First, if the entire claim of Monsanto’s patent was directed towards a micro-organism then it is patently clear that its invention cannot be protected under the PVPFRA especially since the legislation specifically excludes “micro-organism” from the definition of “variety”. Moreover, it is necessary to understand that Monsanto’s Claim 25 is not directed at merely at a specific variety of a cotton plant but it applies across the board to all plants (whether the claim is overbroad is a different issue). So, the debate once again goes back to the interpretation of claim 25.

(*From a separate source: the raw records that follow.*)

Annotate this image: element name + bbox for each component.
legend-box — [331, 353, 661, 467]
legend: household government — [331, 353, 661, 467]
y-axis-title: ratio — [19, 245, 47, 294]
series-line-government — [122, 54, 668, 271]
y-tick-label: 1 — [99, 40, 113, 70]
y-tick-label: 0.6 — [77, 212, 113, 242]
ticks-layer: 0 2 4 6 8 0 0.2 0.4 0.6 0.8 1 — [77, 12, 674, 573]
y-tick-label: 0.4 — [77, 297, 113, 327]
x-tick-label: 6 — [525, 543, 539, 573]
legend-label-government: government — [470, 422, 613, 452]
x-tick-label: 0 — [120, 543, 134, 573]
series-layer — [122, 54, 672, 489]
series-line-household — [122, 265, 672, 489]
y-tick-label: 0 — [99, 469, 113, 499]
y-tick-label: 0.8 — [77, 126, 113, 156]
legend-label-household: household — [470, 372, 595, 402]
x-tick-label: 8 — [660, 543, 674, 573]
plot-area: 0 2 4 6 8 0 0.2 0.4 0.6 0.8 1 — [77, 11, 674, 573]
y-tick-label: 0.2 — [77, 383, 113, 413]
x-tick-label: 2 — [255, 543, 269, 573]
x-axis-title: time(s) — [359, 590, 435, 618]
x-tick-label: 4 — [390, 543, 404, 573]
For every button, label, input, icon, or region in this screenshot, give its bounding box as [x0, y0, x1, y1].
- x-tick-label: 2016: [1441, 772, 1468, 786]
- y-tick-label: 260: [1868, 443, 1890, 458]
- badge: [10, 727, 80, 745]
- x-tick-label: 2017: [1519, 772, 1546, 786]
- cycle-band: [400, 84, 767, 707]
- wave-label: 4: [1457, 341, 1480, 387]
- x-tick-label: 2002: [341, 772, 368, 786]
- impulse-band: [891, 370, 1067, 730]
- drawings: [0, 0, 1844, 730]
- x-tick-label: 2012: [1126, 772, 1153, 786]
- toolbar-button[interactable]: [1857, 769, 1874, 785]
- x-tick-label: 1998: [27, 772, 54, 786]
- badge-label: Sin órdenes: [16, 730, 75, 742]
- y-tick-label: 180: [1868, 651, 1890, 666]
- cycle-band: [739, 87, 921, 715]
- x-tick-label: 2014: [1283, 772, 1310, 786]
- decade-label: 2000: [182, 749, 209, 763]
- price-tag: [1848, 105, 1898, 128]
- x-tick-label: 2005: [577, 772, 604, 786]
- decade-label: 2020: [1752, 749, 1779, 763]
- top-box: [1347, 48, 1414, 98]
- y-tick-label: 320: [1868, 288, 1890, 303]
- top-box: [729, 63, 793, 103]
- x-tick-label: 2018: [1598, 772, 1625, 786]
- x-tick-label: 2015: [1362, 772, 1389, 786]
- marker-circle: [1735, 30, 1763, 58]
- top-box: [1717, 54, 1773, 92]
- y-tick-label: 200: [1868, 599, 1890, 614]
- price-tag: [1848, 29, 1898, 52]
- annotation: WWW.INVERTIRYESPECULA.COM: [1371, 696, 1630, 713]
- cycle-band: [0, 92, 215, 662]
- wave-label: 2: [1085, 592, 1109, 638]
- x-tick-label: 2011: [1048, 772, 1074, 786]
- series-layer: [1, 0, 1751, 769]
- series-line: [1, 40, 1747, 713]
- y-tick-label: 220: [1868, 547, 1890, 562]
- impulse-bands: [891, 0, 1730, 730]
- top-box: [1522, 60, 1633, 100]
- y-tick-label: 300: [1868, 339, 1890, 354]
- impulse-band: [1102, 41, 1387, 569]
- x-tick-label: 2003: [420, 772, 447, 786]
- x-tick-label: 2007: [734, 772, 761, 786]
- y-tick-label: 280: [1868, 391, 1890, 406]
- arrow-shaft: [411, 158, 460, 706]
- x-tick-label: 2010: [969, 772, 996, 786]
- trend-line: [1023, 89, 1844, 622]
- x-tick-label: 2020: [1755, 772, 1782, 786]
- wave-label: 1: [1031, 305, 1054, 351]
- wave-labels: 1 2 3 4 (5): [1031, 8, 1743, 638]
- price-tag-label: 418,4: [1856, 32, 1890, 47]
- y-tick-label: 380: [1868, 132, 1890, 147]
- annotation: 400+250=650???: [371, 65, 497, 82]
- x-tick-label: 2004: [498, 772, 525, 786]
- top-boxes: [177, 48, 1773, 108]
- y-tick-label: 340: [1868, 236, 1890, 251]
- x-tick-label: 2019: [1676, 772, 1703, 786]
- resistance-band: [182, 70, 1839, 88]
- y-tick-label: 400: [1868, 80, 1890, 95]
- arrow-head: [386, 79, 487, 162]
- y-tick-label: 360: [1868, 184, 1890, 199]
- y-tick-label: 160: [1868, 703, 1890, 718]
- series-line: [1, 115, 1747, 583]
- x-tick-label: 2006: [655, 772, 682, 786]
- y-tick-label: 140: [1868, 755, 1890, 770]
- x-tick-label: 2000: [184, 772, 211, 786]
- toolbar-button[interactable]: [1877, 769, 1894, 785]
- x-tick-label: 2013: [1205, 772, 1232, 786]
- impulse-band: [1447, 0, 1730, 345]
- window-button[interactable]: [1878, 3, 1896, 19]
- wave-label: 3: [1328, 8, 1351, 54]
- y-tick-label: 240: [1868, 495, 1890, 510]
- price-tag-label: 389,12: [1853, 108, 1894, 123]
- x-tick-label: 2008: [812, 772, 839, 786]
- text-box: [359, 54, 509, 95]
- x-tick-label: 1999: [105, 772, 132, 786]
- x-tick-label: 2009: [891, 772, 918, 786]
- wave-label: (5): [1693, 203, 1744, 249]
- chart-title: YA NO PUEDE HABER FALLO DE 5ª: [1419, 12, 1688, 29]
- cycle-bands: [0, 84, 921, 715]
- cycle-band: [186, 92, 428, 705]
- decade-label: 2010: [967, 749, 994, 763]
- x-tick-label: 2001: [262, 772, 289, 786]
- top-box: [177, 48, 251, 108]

The second simpler argument raised by Nuziveedu is that of “benefit-sharing”. Nuziveedu has been arguing (and the High Court has accepted the argument) that at most Monsanto can register its invention as a variety under the PVPFRA after which it can invoke the “benefit sharing” clause under the law to claim royalties from any other seed company which uses the Bt. Trait that Nuziveedu claims is the essence of Monsanto’s invention.
The “benefit sharing” provision is unique to the Indian legislation and is not present in UPOV. It is defined as follows:
“benefit sharing, in relation to a variety, means such proportion of the benefit accruing to a breeder of such variety or such proportion of the benefit accruing to the breeder from an agent or a licensee of such variety, as the case may be, for which a claimant shall be entitled as determined by the Authority under section 26”
The logic of mandating “benefit sharing” under Indian law was to protect small farmers/breeders who have bred new varieties that may have then been used by seed companies or universities as the basis for their own varieties. After all, plant varieties are always bred from existing plant varieties. Like several other “feel good” provisions in the PVPFRA, the benefit sharing provision is utterly unworkable because how ever do you determine ownership of genetic material that has never been registered and how exactly are you going to determine benefit sharing as per the proportion of genetic material used? You can have a case where there are 10 genes that are useless but 1 gene that can be gamechanger – how ever is a governmental authority going to determine the manner in which royalty can be shared in such cases? As far as I am aware, since the legislation was enacted, there has been only one case which perhaps qualified for benefit-sharing and that is the case of the HMT rice variety. Our former blogger, Mrinalini had written about the case over here and more recently the Wire reported on it over here. Even in that case the farmer never got any “benefit”.
In the facts of the present case, if Monsanto’s invention is construed as being over a micro-organism, there is simply no case of benefit sharing because the benefit sharing provisions extend only to plant genetic material and not genetic material belonging to micro-organisms. So, the entire issue circles back once again to claim construction and identifying the soul of Monsanto’s patent.